Eine straflose Selbstanzeige ist möglich, wenn die Steuerhinterziehung den Steuerbehörden noch nicht bekannt ist und die betroffene Person bei der Festsetzung der Nachsteuer vollumfänglich mitwirkt. Diese Möglichkeit besteht in der Regel nur einmal.

Ein entdeckter Fehler sollte nicht ignoriert werden, insbesondere wenn er größere Beträge betrifft. Es ist ratsam, systematisch zu klären, was falsch deklariert wurde, um zu entscheiden, ob eine Korrektur oder eine Selbstanzeige notwendig ist.

Die Höhe der Strafe hängt von der Höhe der hinterzogenen Steuer und dem Verschulden ab. Die Busse kann zwischen einem Drittel und dem Dreifachen der hinterzogenen Steuer liegen, wobei sie im Normalfall dem einfachen Betrag entspricht.

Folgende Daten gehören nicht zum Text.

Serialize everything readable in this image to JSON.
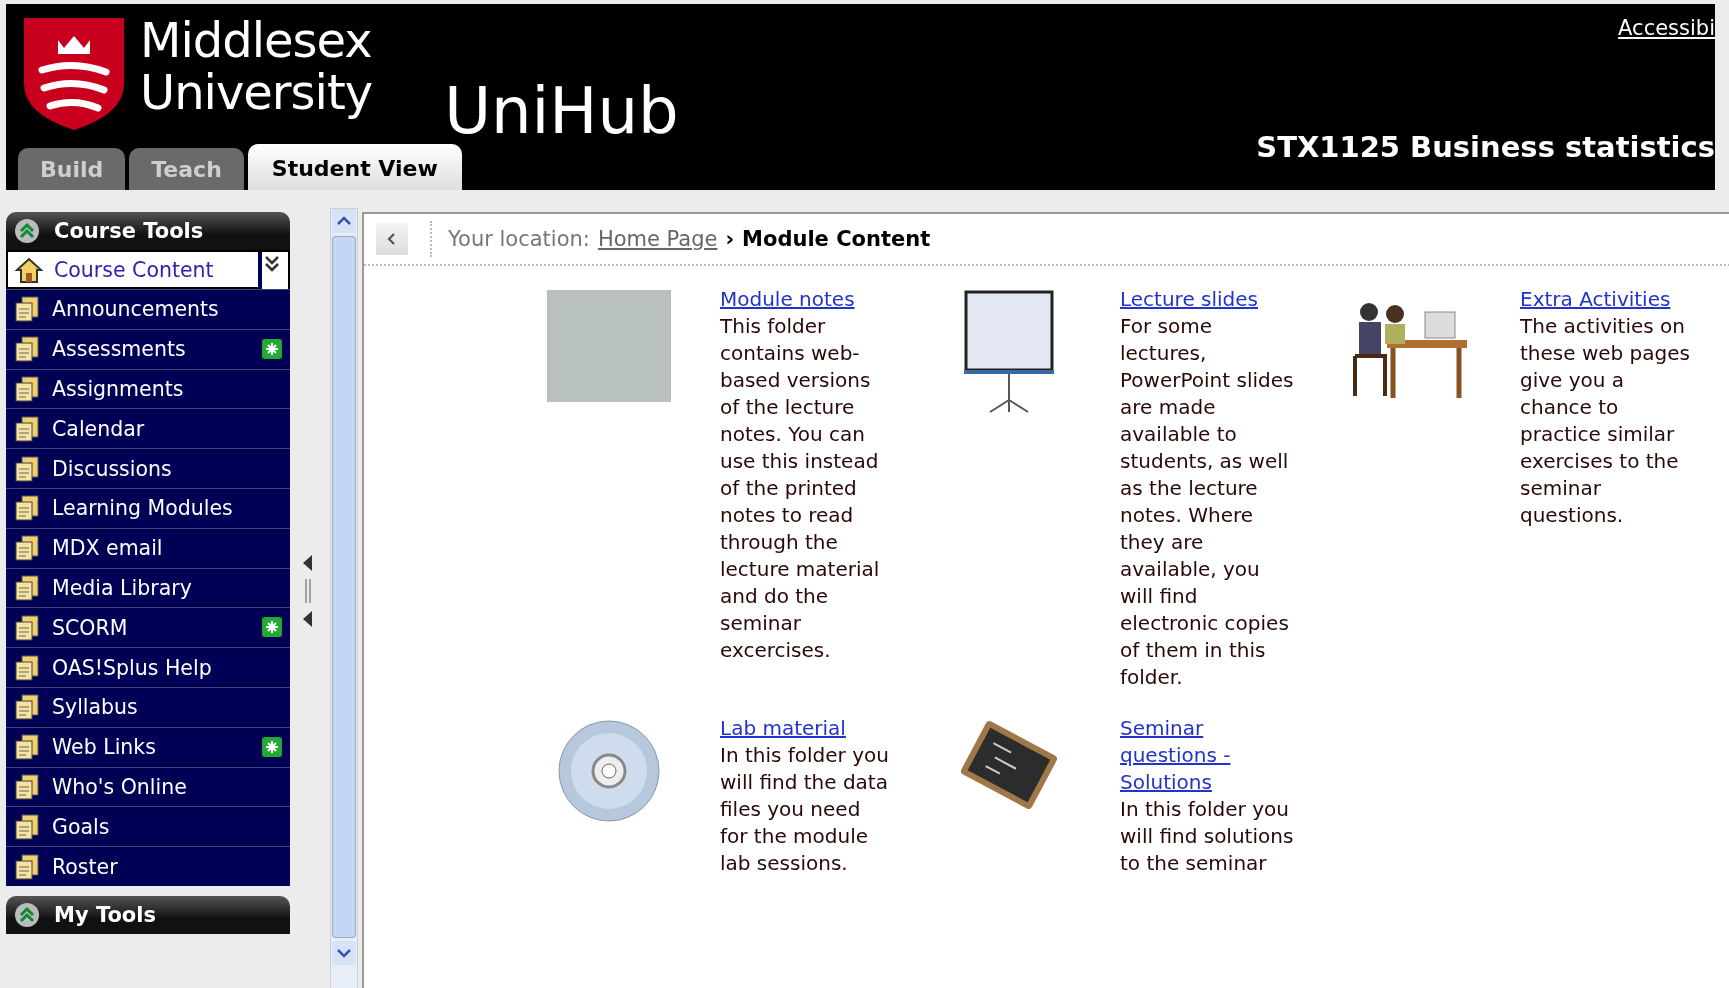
{
  "header": {
    "university": [
      "Middlesex",
      "University"
    ],
    "product": "UniHub",
    "accessibility_link": "Accessibi",
    "course_title": "STX1125 Business statistics"
  },
  "tabs": [
    {
      "label": "Build",
      "selected": false
    },
    {
      "label": "Teach",
      "selected": false
    },
    {
      "label": "Student View",
      "selected": true
    }
  ],
  "sidebar": {
    "title": "Course Tools",
    "items": [
      {
        "label": "Course Content",
        "selected": true,
        "new": false
      },
      {
        "label": "Announcements",
        "selected": false,
        "new": false
      },
      {
        "label": "Assessments",
        "selected": false,
        "new": true
      },
      {
        "label": "Assignments",
        "selected": false,
        "new": false
      },
      {
        "label": "Calendar",
        "selected": false,
        "new": false
      },
      {
        "label": "Discussions",
        "selected": false,
        "new": false
      },
      {
        "label": "Learning Modules",
        "selected": false,
        "new": false
      },
      {
        "label": "MDX email",
        "selected": false,
        "new": false
      },
      {
        "label": "Media Library",
        "selected": false,
        "new": false
      },
      {
        "label": "SCORM",
        "selected": false,
        "new": true
      },
      {
        "label": "OAS!Splus Help",
        "selected": false,
        "new": false
      },
      {
        "label": "Syllabus",
        "selected": false,
        "new": false
      },
      {
        "label": "Web Links",
        "selected": false,
        "new": true
      },
      {
        "label": "Who's Online",
        "selected": false,
        "new": false
      },
      {
        "label": "Goals",
        "selected": false,
        "new": false
      },
      {
        "label": "Roster",
        "selected": false,
        "new": false
      }
    ],
    "second_title": "My Tools"
  },
  "breadcrumb": {
    "prefix": "Your location:",
    "link": "Home Page",
    "separator": "›",
    "current": "Module Content"
  },
  "folders": [
    {
      "kind": "photo",
      "title": "Module notes",
      "description": "This folder contains web-based versions of the lecture notes. You can use this instead of the printed notes to read through the lecture material and do the seminar excercises."
    },
    {
      "kind": "screen",
      "title": "Lecture slides",
      "description": "For some lectures, PowerPoint slides are made available to students, as well as the lecture notes. Where they are available, you will find electronic copies of them in this folder."
    },
    {
      "kind": "people",
      "title": "Extra Activities",
      "description": "The activities on these web pages give you a chance to practice similar exercises to the seminar questions."
    },
    {
      "kind": "disc",
      "title": "Lab material",
      "description": "In this folder you will find the data files you need for the module lab sessions."
    },
    {
      "kind": "slate",
      "title": "Seminar questions - Solutions",
      "description": "In this folder you will find solutions to the seminar"
    }
  ]
}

Die Verwendung von Firmenkreditkarten für private Ausgaben kann zu erheblichen steuerlichen Problemen führen, da solche Ausgaben nicht als Geschäftsaufwand abgesetzt werden dürfen. Dies kann zu Fragen der Steuerhinterziehung führen, wenn private Kosten fälschlicherweise als geschäftliche Ausgaben deklariert werden.